By ANDREW BUNCOMBE
The first thing Michael Sweeney did when he learned his wife, Madeline, had died in the attack on the World Trade Center was to tell their two children.
Anna is aged 5 and Jack just 3 - criminally young to be robbed of their mother, an attendant on the hijacked American Airlines plane that was flown into the north tower.
At their home in Acton, Massachusetts, Mr Sweeney gently called his son and daughter to him and told them that their mother would not be coming home.
"They were struck by the trauma of the events," said the children's grandfather, Robert Sweeney. "But children are resilient. They bounce back quicker than adults."
Or so everyone hopes.
No one has yet done the numbers on children of victims. No one has calculated just how many were orphaned, or lost a mother, a father or an aunt or uncle who brought them up as their own.
But the rough estimates are staggering. Just from bond-trading firm Cantor Fitzgerald - which occupied four floors at the top of the north tower - 1500 children are believed to have lost a parent.
"We have never been faced with anything of this magnitude simultaneously," Ruth Kreitzman, a clinical social worker with the Jewish Board of Family and Children's Services, told the New York Times.
"Even people who have dealt with bereaved kids a lot are struggling to understand how this will be interpreted by children."
The organisation is just one of many US children's charities that are realising how the scale of their work is going to soar in the weeks, months and years ahead.
Children whose parents narrowly escaped have also been left feeling scared and vulnerable.
On a wider level, experts say, youngsters nationwide are likely to feel traumatised every time they see television footage of the attacks on New York and Washington.
Ms Kreitzman's organisation has opened emergency drop-in centres in New York where families can go to discuss their fears with social workers, psychiatrists and psychologists.
Counsellors say the signs of trauma and mourning can take months to reveal themselves.
Yesterday morning, the organisation's vice-president, Dr Alan Siskind, was helping to staff the information helpline at the centre on West 57th St in Manhattan.
"We are going to be dealing with the effect of this for years to come," he said.
Experts point out that the problem is made more difficult by post-war social trends - high divorce rates and single motherhood - that have fragmented many families.
One such single mother was 32-year-old Rosa Julia Gonzalez. As the twin towers burst into flames and started to fall, she made one final phone call to ask her sister to take care of her 12-year-old.
It seems, however, that more men than women died in the attack on New York. Like war widows, many women face an uncertain future trying to bring up their children without a father and a wage-earner. Many will be forced to sell their homes.
Ironically, the tragedy is most keenly felt by those who tried to help others. Many of the 300-plus New York firefighters who lost their lives came from traditional Irish Catholic communities with large families.
Firefighter Hector Tirado jun, though not from an Irish Catholic background, left five children ranging from 6 to 11 years.
"Their sense of loss is palpable," said Mr Tirado's uncle, Robert.
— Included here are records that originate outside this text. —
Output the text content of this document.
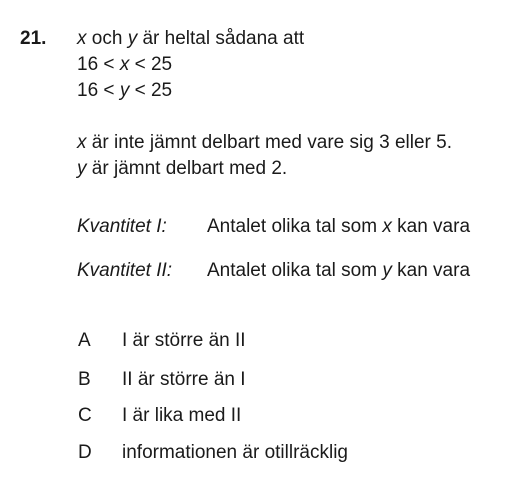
21. x och y är heltal sådana att
16 < x < 25
16 < y < 25
x är inte jämnt delbart med vare sig 3 eller 5.
y är jämnt delbart med 2.
Kvantitet I: Antalet olika tal som x kan vara
Kvantitet II: Antalet olika tal som y kan vara
A I är större än II
B II är större än I
C I är lika med II
D informationen är otillräcklig
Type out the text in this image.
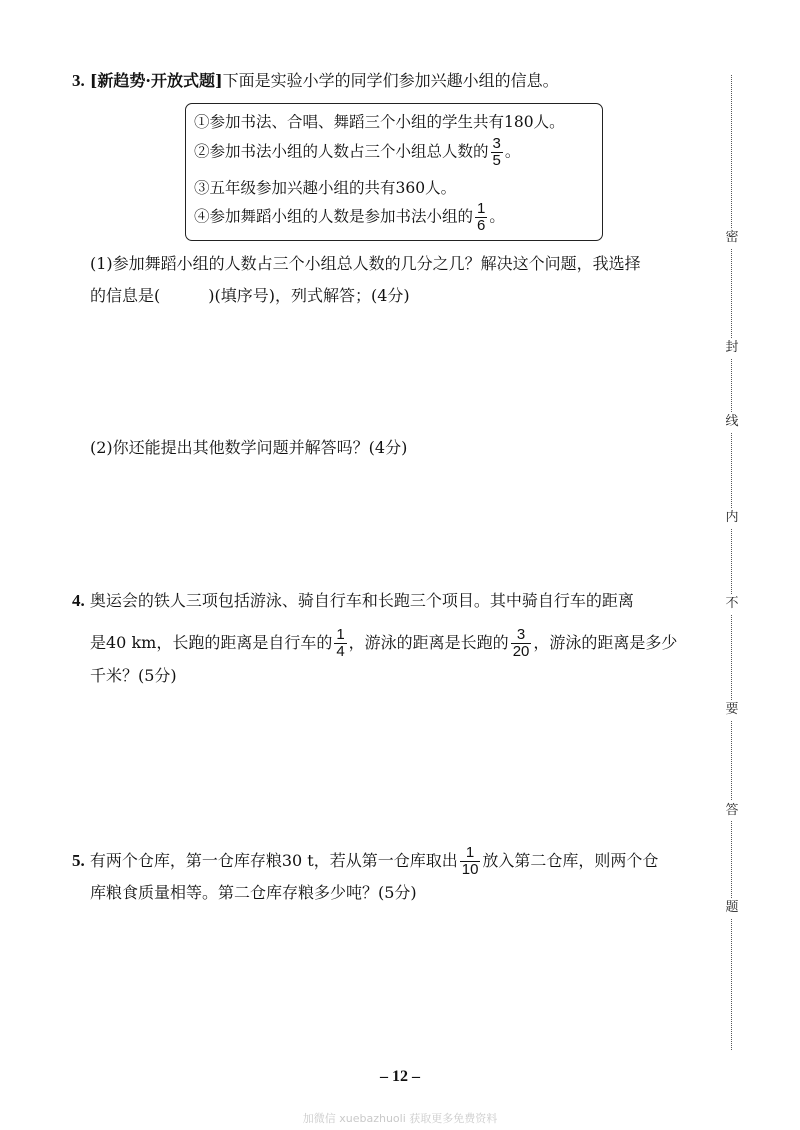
3. [新趋势·开放式题]下面是实验小学的同学们参加兴趣小组的信息。
①参加书法、合唱、舞蹈三个小组的学生共有180人。
②参加书法小组的人数占三个小组总人数的 $\frac{3}{5}$ 。
③五年级参加兴趣小组的共有360人。
④参加舞蹈小组的人数是参加书法小组的 $\frac{1}{6}$ 。
(1)参加舞蹈小组的人数占三个小组总人数的几分之几？解决这个问题，我选择
的信息是(	)(填序号)，列式解答；(4分)
(2)你还能提出其他数学问题并解答吗？(4分)
4. 奥运会的铁人三项包括游泳、骑自行车和长跑三个项目。其中骑自行车的距离
是40 km，长跑的距离是自行车的 $\frac{1}{4}$ ，游泳的距离是长跑的 $\frac{3}{20}$ ，游泳的距离是多少
千米？(5分)
5. 有两个仓库，第一仓库存粮30 t，若从第一仓库取出 $\frac{1}{10}$ 放入第二仓库，则两个仓
库粮食质量相等。第二仓库存粮多少吨？(5分)
密
封
线
内
不
要
答
题
– 12 –
加微信 xuebazhuoli 获取更多免费资料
"You can just be with them and they're all sad. We try to make them play with each other and other kids, like normal kids, but you cannot avoid it."
The firefighter separated from his wife three years ago, Robert Tirado said. For the children, his death represented "losing their father twice".
Michael Cunningham, a Cantor Fitzgerald employee in his 30s, had just become a father. He had left his wife and 2-week-old son to return to work after paternity leave.
Two babies whose fathers died have been born since September 11.
The new domestic circumstances forced on relatives have also created some ugly situations.
Victim Yamel Merino had told friends she wanted her 8-year-old son, Kevin, to live with his grandmother if anything happened to her. But the boy's father wants custody.
It fell to Maureen Niciu, a friend of Ms Merino, to break the news of her death to Kevin.
"His face just dropped like his whole world had ended."